Minnesota law requires a minimum license revocation period after a DUI conviction. For a first-time DUI, the revocation period is typically 30 to 90 days, depending on your blood alcohol content at the time of arrest and whether you refused chemical testing. For a second or subsequent DUI, the revocation period extends to one year or longer. During this revocation period, you cannot legally drive, even with SR-22 insurance in place. Once your revocation period ends, you must complete several steps before the state reinstates your license. You must pay a $680 reinstatement fee to the Minnesota Department of Public Safety. You must provide proof of SR-22 insurance filing. You may be required to complete a chemical dependency assessment and follow any recommended treatment. You may also need to install an ignition interlock device in your vehicle, depending on the specifics of your conviction. The ignition interlock requirement applies to most DUI convictions in Minnesota, even first offenses. The device requires you to pass a breath test before the vehicle will start, and the installation and monitoring costs typically run $100 to $150 per month. You must maintain the device for the period specified by the court, which is often one year or longer. Your SR-22 insurance must remain active during the entire ignition interlock period and for three years total from the date of reinstatement.

What To Do Right Now

1. Confirm your current policy expiration date. Call your current insurer or check your declarations page to find out exactly when your policy term ends. This is your hard deadline to secure new coverage. If you wait past this date, a coverage gap appears on your record, which raises future premiums and delays reinstatement. 2. Request SR-22 quotes from non-standard carriers within the next 7 days.
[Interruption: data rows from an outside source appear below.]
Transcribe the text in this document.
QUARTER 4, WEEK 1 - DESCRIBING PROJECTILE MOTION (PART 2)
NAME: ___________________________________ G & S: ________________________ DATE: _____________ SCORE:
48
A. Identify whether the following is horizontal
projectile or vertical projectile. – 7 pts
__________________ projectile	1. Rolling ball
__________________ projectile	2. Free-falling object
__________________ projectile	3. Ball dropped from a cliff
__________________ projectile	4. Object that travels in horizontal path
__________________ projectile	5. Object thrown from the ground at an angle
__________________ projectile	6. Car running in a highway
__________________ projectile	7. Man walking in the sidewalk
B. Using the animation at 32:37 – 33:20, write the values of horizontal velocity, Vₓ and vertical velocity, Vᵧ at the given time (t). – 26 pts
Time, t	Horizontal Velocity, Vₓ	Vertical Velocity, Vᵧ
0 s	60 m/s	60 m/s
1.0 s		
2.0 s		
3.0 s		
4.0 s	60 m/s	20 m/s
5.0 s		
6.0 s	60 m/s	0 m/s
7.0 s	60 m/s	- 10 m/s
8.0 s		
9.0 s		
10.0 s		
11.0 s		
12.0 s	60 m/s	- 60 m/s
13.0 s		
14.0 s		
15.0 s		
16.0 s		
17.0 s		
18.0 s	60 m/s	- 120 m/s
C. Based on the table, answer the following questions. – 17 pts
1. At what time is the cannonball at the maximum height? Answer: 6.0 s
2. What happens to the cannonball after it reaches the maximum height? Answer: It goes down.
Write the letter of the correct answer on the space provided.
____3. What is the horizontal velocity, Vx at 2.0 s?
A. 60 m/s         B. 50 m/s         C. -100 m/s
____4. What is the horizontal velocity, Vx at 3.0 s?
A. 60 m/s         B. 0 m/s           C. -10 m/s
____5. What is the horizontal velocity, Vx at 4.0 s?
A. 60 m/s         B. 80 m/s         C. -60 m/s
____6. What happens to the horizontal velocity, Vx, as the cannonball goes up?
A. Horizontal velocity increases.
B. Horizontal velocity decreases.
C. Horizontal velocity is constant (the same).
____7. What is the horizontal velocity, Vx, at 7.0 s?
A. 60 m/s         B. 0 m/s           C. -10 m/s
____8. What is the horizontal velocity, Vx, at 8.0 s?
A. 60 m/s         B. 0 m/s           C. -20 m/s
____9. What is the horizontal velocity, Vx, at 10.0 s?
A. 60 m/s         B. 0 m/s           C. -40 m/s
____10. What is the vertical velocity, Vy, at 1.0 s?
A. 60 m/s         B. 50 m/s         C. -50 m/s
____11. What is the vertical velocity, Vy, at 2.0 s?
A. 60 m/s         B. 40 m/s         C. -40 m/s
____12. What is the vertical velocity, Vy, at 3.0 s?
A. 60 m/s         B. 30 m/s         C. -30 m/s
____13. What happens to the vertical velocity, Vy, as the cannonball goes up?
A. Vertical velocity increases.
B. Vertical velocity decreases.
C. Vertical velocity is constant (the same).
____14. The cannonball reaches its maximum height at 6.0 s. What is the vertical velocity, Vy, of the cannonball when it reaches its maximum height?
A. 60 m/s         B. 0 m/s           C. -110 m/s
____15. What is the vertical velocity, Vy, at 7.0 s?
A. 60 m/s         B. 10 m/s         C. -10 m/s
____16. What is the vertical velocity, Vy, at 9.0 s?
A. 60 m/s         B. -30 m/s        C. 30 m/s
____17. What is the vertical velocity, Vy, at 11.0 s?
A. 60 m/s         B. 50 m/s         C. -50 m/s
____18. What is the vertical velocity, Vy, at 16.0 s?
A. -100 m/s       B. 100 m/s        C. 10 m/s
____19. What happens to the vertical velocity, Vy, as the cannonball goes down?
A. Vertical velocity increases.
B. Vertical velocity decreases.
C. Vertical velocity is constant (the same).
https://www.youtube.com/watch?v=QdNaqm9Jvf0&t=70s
Contact at least three carriers that offer SR-22 filing in Minnesota — Dairyland, Progressive, The General, Bristol West, National General, or SafeAuto. Request quotes that include SR-22 filing and match your current coverage limits. Compare not just the premium, but also the carrier's payment flexibility, because missed payments trigger SR-22 lapses. 3. Purchase a policy and confirm SR-22 filing before your revocation period ends. Once you select a carrier, purchase the policy and verify that the insurer has filed your SR-22 certificate with the Minnesota Department of Public Safety. The filing typically processes within 24 to 72 hours. You cannot begin your license reinstatement process until the state receives this certificate. 4. Complete all reinstatement requirements before your first post-revocation drive. Pay the $680 reinstatement fee, complete any required chemical dependency assessment, and install an ignition interlock device if ordered by the court. Schedule your reinstatement appointment with the Minnesota DVS. Driving before your license is officially reinstated — even with SR-22 insurance in place — is illegal and will result in additional criminal charges. 5. Set up automatic payments and calendar reminders for your SR-22 policy. Your SR-22 requirement lasts three years from reinstatement. Any lapse in coverage during that period — even one missed payment — triggers automatic license suspension and restarts your three-year clock. Set up autopay through your carrier and add renewal reminders to your calendar six weeks before each policy expiration date.